それは仕事や働き方に無限のバリエーションがあることにも関係している。
心の健康と仕事の深い関連
仕事が人生の全てではない。
それでも、人生の大半の時間を費やす仕事から幸せを得たいと思うことは自然なことかもしれない。
WHO(世界保健機関)のメンタルヘルスの定義は「人生のストレスに対処しながら、自らの能力を発揮し、よく学び、よく働き、コミュニティにも貢献できるような、精神的に満たされた状態」とされており、働くこと、コミュニティに貢献することが明示されている。
そのことからも、心の健康と仕事は深い関連があると言えるだろう。
科学的に証明された働きがい「ワーク・エンゲイジメント」
精神的に健康に働くためにはいくつかの考え方があるが、私が特に重視しているものは「ワーク・エンゲイジメント」だ。
オランダの心理学者Schaufeliが提唱した概念で、日本語では「働きがい」と同義とされる。
ワーク・エンゲイジメントは活力、熱意、没頭の3要素で構成される。
「仕事から活力を得ていきいきとしている」(活力)
「仕事に誇りとやりがいを感じている」 (熱意)
「仕事に熱心に取り組んでいる」(没頭)
厚生労働省 令和元年厚生労働白書から引用
仕事からも活力を得られ、誇りを持って没頭できるという状態になれれば、仕事をすることで心身の健康が高まることは当然といえる。
また、こういった状態は生産性も高まり、仕事の結果も得られやすくもなるだろう。
職業人として生きるならば、こういった働き方を目指したいと私は思う。
ワーク・エンゲイジメントの光と影|ワーカホリックとの関連
ただし、ワーク・エンゲイジメントは仕事への没頭が強いということもあり、同じく仕事に没頭した状態であるワーカホリックとの関連も示唆されている。
ワーカホリックは精神的健康を低める働き方であるとされている。
つまり、ワーク・エンゲイジメントも一歩踏み外せばワーカホリックとなり健康に悪影響を及ぼしかねないということだ。
ワーカホリック予防には仕事の動機が大切
ワーカホリック予防としては、「仕事の動機」が大切であると言われており、私も同じ考えを持っている。
動機としては社会への貢献、よりよい未来を考えられるかということが重要だと考えている。
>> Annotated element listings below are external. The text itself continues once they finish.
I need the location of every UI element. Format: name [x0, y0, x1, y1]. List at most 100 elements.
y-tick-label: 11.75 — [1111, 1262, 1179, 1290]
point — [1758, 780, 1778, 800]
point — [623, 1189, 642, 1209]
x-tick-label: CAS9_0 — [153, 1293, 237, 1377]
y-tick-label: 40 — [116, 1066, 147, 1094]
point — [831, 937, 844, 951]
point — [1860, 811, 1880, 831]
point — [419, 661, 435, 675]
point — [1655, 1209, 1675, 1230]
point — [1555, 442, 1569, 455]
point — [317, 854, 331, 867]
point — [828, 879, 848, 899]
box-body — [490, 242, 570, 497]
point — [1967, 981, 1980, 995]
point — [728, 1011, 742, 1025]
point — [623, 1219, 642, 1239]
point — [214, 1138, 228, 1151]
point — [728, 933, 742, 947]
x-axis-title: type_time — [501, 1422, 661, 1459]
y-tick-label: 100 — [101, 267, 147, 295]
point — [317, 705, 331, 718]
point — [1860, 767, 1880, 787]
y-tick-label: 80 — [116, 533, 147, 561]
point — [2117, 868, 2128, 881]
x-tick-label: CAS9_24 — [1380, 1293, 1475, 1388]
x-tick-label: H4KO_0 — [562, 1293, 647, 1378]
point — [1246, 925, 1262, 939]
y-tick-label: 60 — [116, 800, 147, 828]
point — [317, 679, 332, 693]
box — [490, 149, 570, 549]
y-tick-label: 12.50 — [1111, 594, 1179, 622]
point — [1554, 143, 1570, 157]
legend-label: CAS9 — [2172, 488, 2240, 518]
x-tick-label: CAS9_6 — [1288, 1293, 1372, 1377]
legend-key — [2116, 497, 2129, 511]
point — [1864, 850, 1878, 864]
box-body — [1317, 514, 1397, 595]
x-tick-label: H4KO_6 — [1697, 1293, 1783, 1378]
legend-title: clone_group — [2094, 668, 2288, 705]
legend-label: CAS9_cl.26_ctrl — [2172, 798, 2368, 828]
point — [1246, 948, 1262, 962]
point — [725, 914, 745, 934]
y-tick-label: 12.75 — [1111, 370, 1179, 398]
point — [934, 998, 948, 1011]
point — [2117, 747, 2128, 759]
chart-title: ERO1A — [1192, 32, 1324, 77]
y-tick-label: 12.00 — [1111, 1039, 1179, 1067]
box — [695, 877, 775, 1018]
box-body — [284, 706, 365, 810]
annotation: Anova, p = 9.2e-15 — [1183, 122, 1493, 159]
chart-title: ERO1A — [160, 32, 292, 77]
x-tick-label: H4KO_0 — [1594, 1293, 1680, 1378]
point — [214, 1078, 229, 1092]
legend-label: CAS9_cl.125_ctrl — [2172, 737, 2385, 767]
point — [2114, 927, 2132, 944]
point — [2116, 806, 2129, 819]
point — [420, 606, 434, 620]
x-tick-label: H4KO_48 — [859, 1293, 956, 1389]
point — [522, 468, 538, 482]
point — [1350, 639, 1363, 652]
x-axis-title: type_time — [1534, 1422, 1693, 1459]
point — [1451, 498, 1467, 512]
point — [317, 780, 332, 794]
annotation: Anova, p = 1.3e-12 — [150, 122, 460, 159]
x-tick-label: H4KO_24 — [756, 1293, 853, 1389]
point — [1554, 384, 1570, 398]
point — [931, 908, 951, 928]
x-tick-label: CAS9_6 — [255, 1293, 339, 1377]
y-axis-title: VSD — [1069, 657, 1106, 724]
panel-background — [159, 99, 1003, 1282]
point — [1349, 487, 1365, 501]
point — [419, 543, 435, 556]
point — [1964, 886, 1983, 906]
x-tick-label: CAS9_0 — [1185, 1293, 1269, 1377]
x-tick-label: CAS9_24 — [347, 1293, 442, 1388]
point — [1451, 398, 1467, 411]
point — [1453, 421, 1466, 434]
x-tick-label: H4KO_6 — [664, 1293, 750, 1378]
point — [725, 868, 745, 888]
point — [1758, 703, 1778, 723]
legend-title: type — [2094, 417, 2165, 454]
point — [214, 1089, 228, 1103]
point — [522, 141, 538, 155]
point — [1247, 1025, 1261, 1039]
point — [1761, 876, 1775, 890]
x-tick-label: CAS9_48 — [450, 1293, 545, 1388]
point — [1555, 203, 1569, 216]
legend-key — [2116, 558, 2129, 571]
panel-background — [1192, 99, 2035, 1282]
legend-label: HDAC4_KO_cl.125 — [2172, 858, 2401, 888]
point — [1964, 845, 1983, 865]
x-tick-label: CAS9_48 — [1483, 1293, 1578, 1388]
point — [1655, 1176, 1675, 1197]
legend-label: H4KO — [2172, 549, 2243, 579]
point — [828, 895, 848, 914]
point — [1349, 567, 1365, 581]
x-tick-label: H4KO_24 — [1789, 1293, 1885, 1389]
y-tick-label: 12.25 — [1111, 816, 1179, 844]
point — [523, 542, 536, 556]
一方でお金や地位といったものを追い求めることはワーカホリックに繋がる。
働きすぎは悪いことか|働き方改革を考える
いつも仕事のことを考えていると、周りからは「働きすぎ」と言われ、健康を心配される。
でも、仕事が好きで、楽しい時間ならば、働いていても苦にはならない。むしろ健康が高まっている。
ワークライフバランスが叫ばれ、残業にネガティブなイメージがついてしまった現代だが、私は健康を高める長時間労働は賛成という立場にいる。
もちろん、カウンセリングの現場では、仕事に対する価値観は人それぞれなので、どのような働き方がその人に合うのかというものも、個別のケースに合わせて判断していくが、科学的に実証された「働きがい」というものを意識すれば、もっと多くの人が仕事を通して幸福になれると私は思う。